No domingo, foi um déjà vu de novo. E não está bem.
Houve uma festa em homenagem a eles no Darling Harbour, em Sydney, mas, na verdade, eles só apareceram porque eram obrigados. Havia muito pouca esperança. A multidão era pequena – principalmente porque era um dia quente em Sydney – e o clima estava desanimado, com todos os presentes ainda se recuperando da derrota por 1 a 0 para o Japão na final da Copa da Ásia.

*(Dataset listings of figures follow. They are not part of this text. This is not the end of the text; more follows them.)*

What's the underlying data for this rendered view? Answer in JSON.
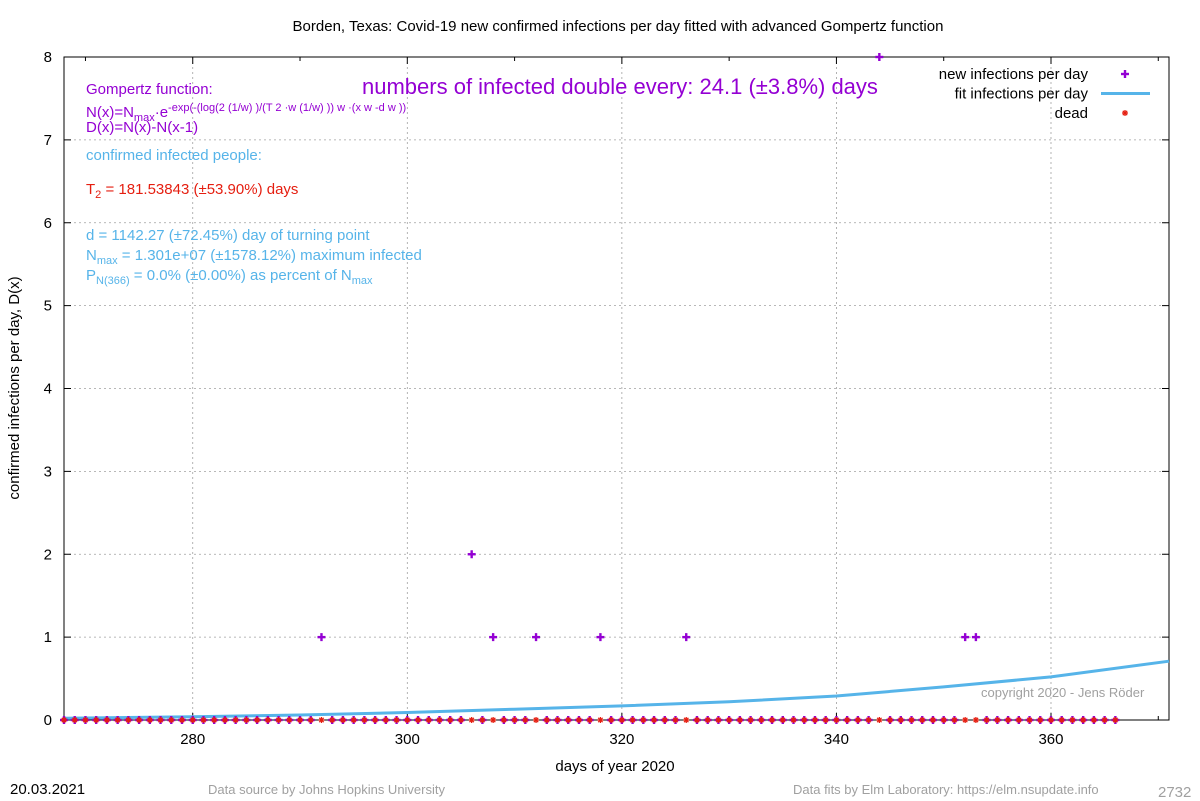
{
  "chart_data": {
    "type": "scatter",
    "title": "Borden,  Texas: Covid-19 new confirmed infections per day fitted with advanced Gompertz function",
    "xlabel": "days of year 2020",
    "ylabel": "confirmed infections per day, D(x)",
    "xlim": [
      268,
      371
    ],
    "ylim": [
      0,
      8
    ],
    "x_ticks": [
      280,
      300,
      320,
      340,
      360
    ],
    "y_ticks": [
      0,
      1,
      2,
      3,
      4,
      5,
      6,
      7,
      8
    ],
    "grid": true,
    "legend_position": "top-right",
    "legend": [
      {
        "label": "new infections per day",
        "color": "#9400d3",
        "marker": "plus"
      },
      {
        "label": "fit infections per day",
        "color": "#56b4e9",
        "marker": "line"
      },
      {
        "label": "dead",
        "color": "#e51e10",
        "marker": "star"
      }
    ],
    "series": [
      {
        "name": "new infections per day",
        "color": "#9400d3",
        "points": [
          [
            292,
            1
          ],
          [
            306,
            2
          ],
          [
            308,
            1
          ],
          [
            312,
            1
          ],
          [
            318,
            1
          ],
          [
            326,
            1
          ],
          [
            344,
            8
          ],
          [
            352,
            1
          ],
          [
            353,
            1
          ]
        ],
        "zero_x_start": 268,
        "zero_x_end": 366
      },
      {
        "name": "fit infections per day",
        "color": "#56b4e9",
        "points": [
          [
            268,
            0.02
          ],
          [
            280,
            0.04
          ],
          [
            290,
            0.06
          ],
          [
            300,
            0.09
          ],
          [
            310,
            0.13
          ],
          [
            320,
            0.17
          ],
          [
            330,
            0.22
          ],
          [
            340,
            0.29
          ],
          [
            350,
            0.4
          ],
          [
            360,
            0.52
          ],
          [
            371,
            0.71
          ]
        ]
      },
      {
        "name": "dead",
        "color": "#e51e10",
        "zero_x_start": 268,
        "zero_x_end": 366
      }
    ]
  },
  "annotations": {
    "doubling": "numbers of infected double every: 24.1 (±3.8%) days",
    "gompertz_title": "Gompertz function:",
    "formula1_a": "N(x)=N",
    "formula1_sub": "max",
    "formula1_b": "·e",
    "formula1_sup": "-exp(-(log(2 (1/w) )/(T 2 ·w (1/w) )) w ·(x w -d w ))",
    "formula2": "D(x)=N(x)-N(x-1)",
    "confirmed": "confirmed infected people:",
    "t2_a": "T",
    "t2_sub": "2",
    "t2_b": " = 181.53843 (±53.90%) days",
    "d_line": "d = 1142.27 (±72.45%) day of turning point",
    "nmax_a": "N",
    "nmax_sub": "max",
    "nmax_b": " = 1.301e+07 (±1578.12%) maximum infected",
    "p_a": "P",
    "p_sub": "N(366)",
    "p_b": " = 0.0% (±0.00%) as percent of N",
    "p_sub2": "max",
    "copyright": "copyright 2020 - Jens Röder"
  },
  "footer": {
    "date": "20.03.2021",
    "source": "Data source by Johns Hopkins University",
    "fits": "Data fits by Elm Laboratory: https://elm.nsupdate.info",
    "id": "2732"
  }
}
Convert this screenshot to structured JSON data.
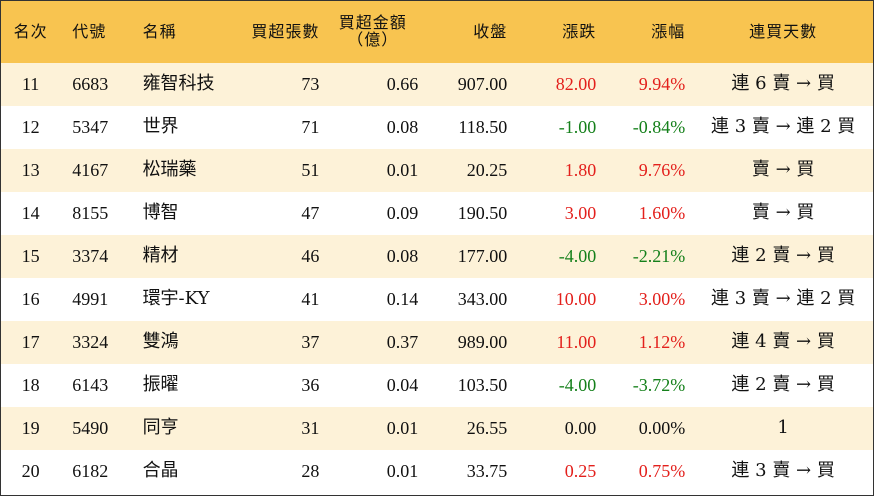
{
  "table": {
    "header": [
      "名次",
      "代號",
      "名稱",
      "買超張數",
      "買超金額\n（億）",
      "收盤",
      "漲跌",
      "漲幅",
      "連買天數"
    ],
    "rows": [
      [
        "11",
        "6683",
        "雍智科技",
        "73",
        "0.66",
        "907.00",
        "82.00",
        "9.94%",
        "連 6 賣 → 買"
      ],
      [
        "12",
        "5347",
        "世界",
        "71",
        "0.08",
        "118.50",
        "-1.00",
        "-0.84%",
        "連 3 賣 → 連 2 買"
      ],
      [
        "13",
        "4167",
        "松瑞藥",
        "51",
        "0.01",
        "20.25",
        "1.80",
        "9.76%",
        "賣 → 買"
      ],
      [
        "14",
        "8155",
        "博智",
        "47",
        "0.09",
        "190.50",
        "3.00",
        "1.60%",
        "賣 → 買"
      ],
      [
        "15",
        "3374",
        "精材",
        "46",
        "0.08",
        "177.00",
        "-4.00",
        "-2.21%",
        "連 2 賣 → 買"
      ],
      [
        "16",
        "4991",
        "環宇-KY",
        "41",
        "0.14",
        "343.00",
        "10.00",
        "3.00%",
        "連 3 賣 → 連 2 買"
      ],
      [
        "17",
        "3324",
        "雙鴻",
        "37",
        "0.37",
        "989.00",
        "11.00",
        "1.12%",
        "連 4 賣 → 買"
      ],
      [
        "18",
        "6143",
        "振曜",
        "36",
        "0.04",
        "103.50",
        "-4.00",
        "-3.72%",
        "連 2 賣 → 買"
      ],
      [
        "19",
        "5490",
        "同亨",
        "31",
        "0.01",
        "26.55",
        "0.00",
        "0.00%",
        "1"
      ],
      [
        "20",
        "6182",
        "合晶",
        "28",
        "0.01",
        "33.75",
        "0.25",
        "0.75%",
        "連 3 賣 → 買"
      ]
    ],
    "colors": {
      "up": "#e3201c",
      "down": "#15801b",
      "header": "#f8c450",
      "stripe": "#fdf2d8"
    }
  }
}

O dano ainda estava estampado no rosto dos jogadores, escondido apenas por algumas caixas de óculos de sol táticos. Quem pode culpar? Eles sabem que perderam uma oportunidade única de acabar com a seca de troféus do clube. E embora estejam justificadamente orgulhosos do impacto mais amplo que tiveram na Austrália – as pessoas que inspiraram e o legado que deixarão – são animais competitivos e cansados de prémios de consolação intangíveis.
Perder, especialmente numa final em casa, é pior – especialmente quando todos os envolvidos sabem que esta equipa em particular está perto do fim.

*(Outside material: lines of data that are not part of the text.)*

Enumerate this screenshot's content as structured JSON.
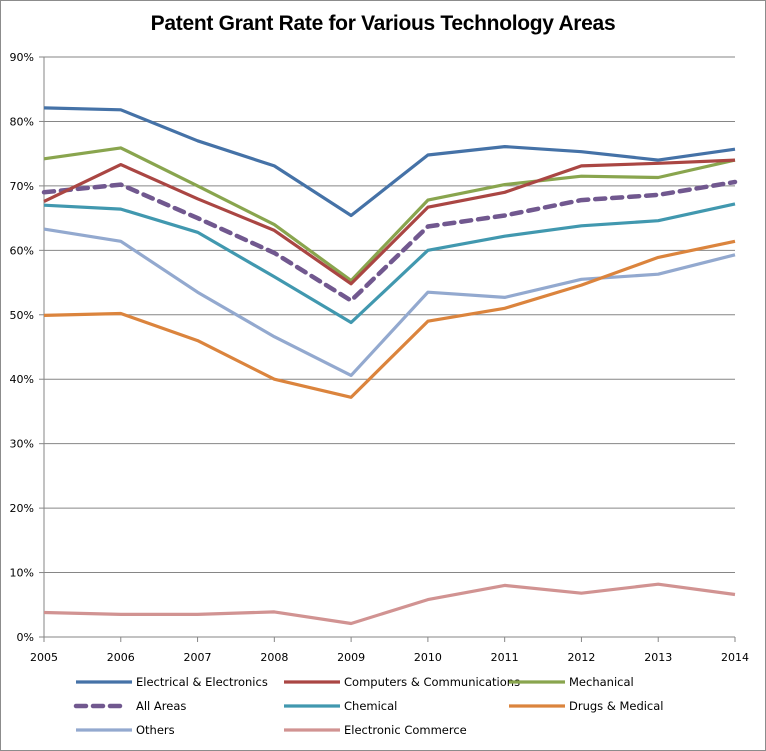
{
  "chart_data": {
    "type": "line",
    "title": "Patent Grant Rate for Various Technology Areas",
    "xlabel": "",
    "ylabel": "",
    "x": [
      "2005",
      "2006",
      "2007",
      "2008",
      "2009",
      "2010",
      "2011",
      "2012",
      "2013",
      "2014"
    ],
    "ylim": [
      0,
      90
    ],
    "y_ticks": [
      "0%",
      "10%",
      "20%",
      "30%",
      "40%",
      "50%",
      "60%",
      "70%",
      "80%",
      "90%"
    ],
    "y_tick_values": [
      0,
      10,
      20,
      30,
      40,
      50,
      60,
      70,
      80,
      90
    ],
    "y_unit": "%",
    "grid": "horizontal",
    "legend_position": "bottom",
    "series": [
      {
        "name": "Electrical & Electronics",
        "color": "#4572a7",
        "dash": false,
        "values": [
          82.1,
          81.8,
          77.0,
          73.1,
          65.4,
          74.8,
          76.1,
          75.3,
          74.0,
          75.7
        ]
      },
      {
        "name": "Computers & Communications",
        "color": "#aa4643",
        "dash": false,
        "values": [
          67.6,
          73.3,
          68.0,
          63.1,
          54.8,
          66.7,
          69.0,
          73.1,
          73.5,
          74.0
        ]
      },
      {
        "name": "Mechanical",
        "color": "#89a54e",
        "dash": false,
        "values": [
          74.2,
          75.9,
          70.0,
          64.0,
          55.3,
          67.8,
          70.2,
          71.5,
          71.3,
          74.0
        ]
      },
      {
        "name": "All Areas",
        "color": "#71588f",
        "dash": true,
        "values": [
          69.0,
          70.2,
          65.0,
          59.6,
          52.2,
          63.7,
          65.4,
          67.8,
          68.6,
          70.6
        ]
      },
      {
        "name": "Chemical",
        "color": "#4198af",
        "dash": false,
        "values": [
          67.0,
          66.4,
          62.8,
          55.9,
          48.8,
          60.0,
          62.2,
          63.8,
          64.6,
          67.2
        ]
      },
      {
        "name": "Drugs & Medical",
        "color": "#db843d",
        "dash": false,
        "values": [
          49.9,
          50.2,
          46.0,
          40.0,
          37.2,
          49.0,
          51.0,
          54.6,
          58.9,
          61.4
        ]
      },
      {
        "name": "Others",
        "color": "#93a9cf",
        "dash": false,
        "values": [
          63.3,
          61.4,
          53.5,
          46.6,
          40.6,
          53.5,
          52.7,
          55.5,
          56.3,
          59.3
        ]
      },
      {
        "name": "Electronic Commerce",
        "color": "#d19392",
        "dash": false,
        "values": [
          3.8,
          3.5,
          3.5,
          3.9,
          2.1,
          5.8,
          8.0,
          6.8,
          8.2,
          6.6
        ]
      }
    ]
  }
}
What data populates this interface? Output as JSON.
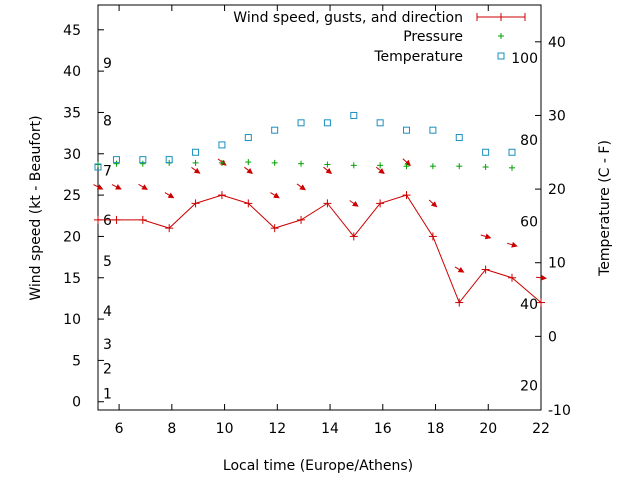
{
  "chart_data": {
    "type": "line",
    "xlabel": "Local time (Europe/Athens)",
    "ylabel_left": "Wind speed (kt - Beaufort)",
    "ylabel_right": "Temperature (C - F)",
    "xlim": [
      5.2,
      22
    ],
    "ylim_left": [
      -1,
      48
    ],
    "ylim_right": [
      -10,
      45
    ],
    "grid": false,
    "legend_position": "top-right",
    "x_ticks": [
      6,
      8,
      10,
      12,
      14,
      16,
      18,
      20,
      22
    ],
    "y_left_ticks": [
      0,
      5,
      10,
      15,
      20,
      25,
      30,
      35,
      40,
      45
    ],
    "y_right_ticks": [
      -10,
      0,
      10,
      20,
      30,
      40
    ],
    "beaufort_labels": [
      {
        "label": "1",
        "kt": 1
      },
      {
        "label": "2",
        "kt": 4
      },
      {
        "label": "3",
        "kt": 7
      },
      {
        "label": "4",
        "kt": 11
      },
      {
        "label": "5",
        "kt": 17
      },
      {
        "label": "6",
        "kt": 22
      },
      {
        "label": "7",
        "kt": 28
      },
      {
        "label": "8",
        "kt": 34
      },
      {
        "label": "9",
        "kt": 41
      }
    ],
    "fahrenheit_labels": [
      {
        "label": "20",
        "c": -6.7
      },
      {
        "label": "40",
        "c": 4.4
      },
      {
        "label": "60",
        "c": 15.6
      },
      {
        "label": "80",
        "c": 26.7
      },
      {
        "label": "100",
        "c": 37.8
      }
    ],
    "series": [
      {
        "name": "Wind speed, gusts, and direction",
        "color": "#cc0000",
        "axis": "left",
        "x": [
          5.2,
          5.9,
          6.9,
          7.9,
          8.9,
          9.9,
          10.9,
          11.9,
          12.9,
          13.9,
          14.9,
          15.9,
          16.9,
          17.9,
          18.9,
          19.9,
          20.9,
          22.0
        ],
        "y": [
          22,
          22,
          22,
          21,
          24,
          25,
          24,
          21,
          22,
          24,
          20,
          24,
          25,
          20,
          12,
          16,
          15,
          12
        ]
      },
      {
        "name": "Pressure",
        "color": "#00a000",
        "axis": "left",
        "x": [
          5.2,
          5.9,
          6.9,
          7.9,
          8.9,
          9.9,
          10.9,
          11.9,
          12.9,
          13.9,
          14.9,
          15.9,
          16.9,
          17.9,
          18.9,
          19.9,
          20.9
        ],
        "y": [
          28.7,
          28.8,
          28.8,
          28.9,
          28.9,
          28.9,
          29.0,
          28.9,
          28.8,
          28.7,
          28.6,
          28.6,
          28.5,
          28.5,
          28.5,
          28.4,
          28.3
        ]
      },
      {
        "name": "Temperature",
        "color": "#1a8fbf",
        "axis": "right",
        "x": [
          5.2,
          5.9,
          6.9,
          7.9,
          8.9,
          9.9,
          10.9,
          11.9,
          12.9,
          13.9,
          14.9,
          15.9,
          16.9,
          17.9,
          18.9,
          19.9,
          20.9
        ],
        "y": [
          23,
          24,
          24,
          24,
          25,
          26,
          27,
          28,
          29,
          29,
          30,
          29,
          28,
          28,
          27,
          25,
          25
        ]
      }
    ],
    "direction_arrows": {
      "color": "#cc0000",
      "points": [
        {
          "x": 5.2,
          "y": 26,
          "dx": 1,
          "dy": 0.5
        },
        {
          "x": 5.9,
          "y": 26,
          "dx": 1,
          "dy": 0.5
        },
        {
          "x": 6.9,
          "y": 26,
          "dx": 1,
          "dy": 0.6
        },
        {
          "x": 7.9,
          "y": 25,
          "dx": 1,
          "dy": 0.6
        },
        {
          "x": 8.9,
          "y": 28,
          "dx": 1,
          "dy": 0.7
        },
        {
          "x": 9.9,
          "y": 29,
          "dx": 1,
          "dy": 0.8
        },
        {
          "x": 10.9,
          "y": 28,
          "dx": 1,
          "dy": 0.8
        },
        {
          "x": 11.9,
          "y": 25,
          "dx": 1,
          "dy": 0.6
        },
        {
          "x": 12.9,
          "y": 26,
          "dx": 1,
          "dy": 0.7
        },
        {
          "x": 13.9,
          "y": 28,
          "dx": 1,
          "dy": 0.8
        },
        {
          "x": 14.9,
          "y": 24,
          "dx": 1,
          "dy": 0.7
        },
        {
          "x": 15.9,
          "y": 28,
          "dx": 1,
          "dy": 0.8
        },
        {
          "x": 16.9,
          "y": 29,
          "dx": 1,
          "dy": 0.9
        },
        {
          "x": 17.9,
          "y": 24,
          "dx": 1,
          "dy": 0.9
        },
        {
          "x": 18.9,
          "y": 16,
          "dx": 1,
          "dy": 0.6
        },
        {
          "x": 19.9,
          "y": 20,
          "dx": 1,
          "dy": 0.3
        },
        {
          "x": 20.9,
          "y": 19,
          "dx": 1,
          "dy": 0.3
        },
        {
          "x": 22.0,
          "y": 15,
          "dx": 1,
          "dy": 0.1
        }
      ]
    }
  }
}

Os jogadores mais experientes não estavam disponíveis para a mídia ou recusaram pedidos de entrevistas – então coube ao técnico Joe Montemurro, e a alguns novos Matildas, colocar em palavras seus sentimentos complicados.
“Ontem à noite… foi muito difícil para mim”, disse Montemurro sobre o último jogo do time.

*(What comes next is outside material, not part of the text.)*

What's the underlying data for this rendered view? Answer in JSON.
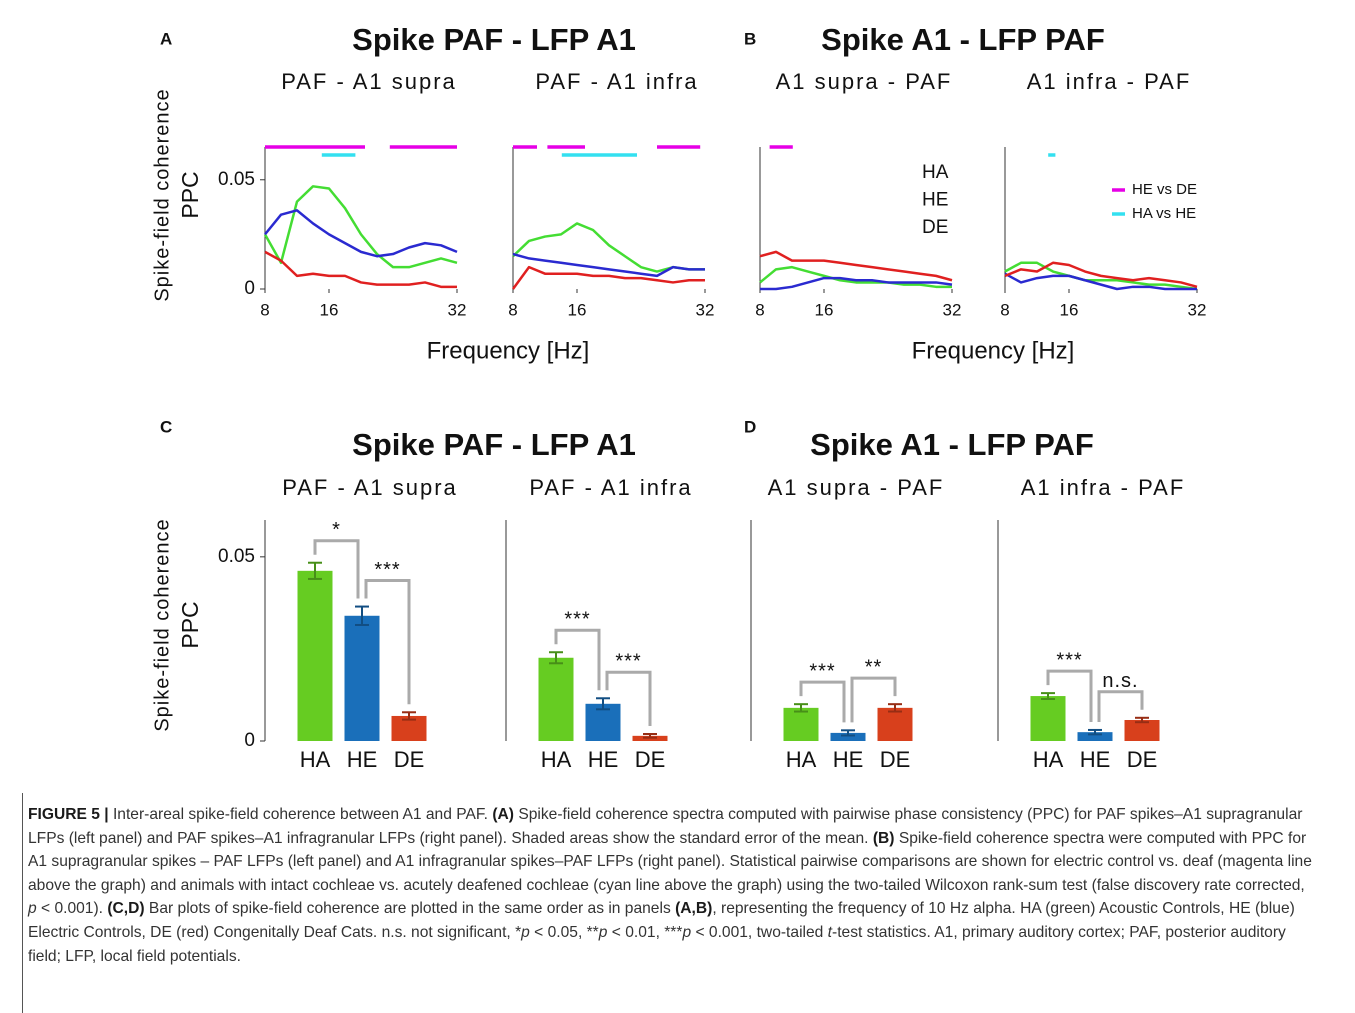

“Foi apenas um grande obrigado a todos… porque conheço os desafios. Foi muito, muito importante usar este momento, esta situação como base para seguir em frente. Conhecemos o sentimento e não queremos senti-lo novamente.”
Caitlin Foord foi uma das poucas jogadoras que não esteve presente, tendo aparentemente saído mais cedo para regressar a Inglaterra para retomar as suas funções no clube. Foord parecia imperturbável em sua entrevista pós-jogo, na qual ela assumiu a “responsabilidade” pelas três chances de gol que perdeu, então ela precisava de um pouco de amor extra de seus companheiros de equipe.
“Esta equipa do Matildas é uma família e todos se uniram em torno dela”, disse Montemurro, seu antigo treinador do Arsenal.
“Todos nós nos reunimos em torno dela. Ela sabe, e nós estamos indo, temos que seguir em frente. É simples assim.”
Eles têm pouco tempo a perder: os Matildas voltarão a campo no próximo mês, supostamente como parte da ‘Série FIFA’ de jogos amistosos no Malawi e no Quênia ou na Índia, no Quênia. Montemurro indicou que provavelmente selecionará uma equipe experimental para esses jogos, já que agora está focado na Copa do Mundo do próximo ano, no Brasil.
Ele não sabia nada sobre um relatório noturno interno jogador, que diz que o capitão Sam Kerr deixará o Chelsea quando seu contrato expirar no final da temporada.
“Não ouvi nada sobre a situação de Sam no Chelsea”, disse ele. “Mas há futebol competitivo em todo o lado e há muitas equipas grandes a fazer coisas incríveis, por isso, seja o Chelsea ou outra equipa, tenho a certeza que Sam Kerr se irá candidatar.”
A defesa Wini Heatley, que os Matildas esperam que seja o esteio da próxima renovação da equipa, ainda houve alegria no dia do adepto, tendo em conta que não faz parte da última em 2023.
“Ser uma daquelas pessoas que assiste a Copa do Mundo de longe e ver o quanto o país cerca esse time, foi muito especial fazer parte agora, e é realmente indescritível”, disse ela. “É algo pelo qual sou muito grato.”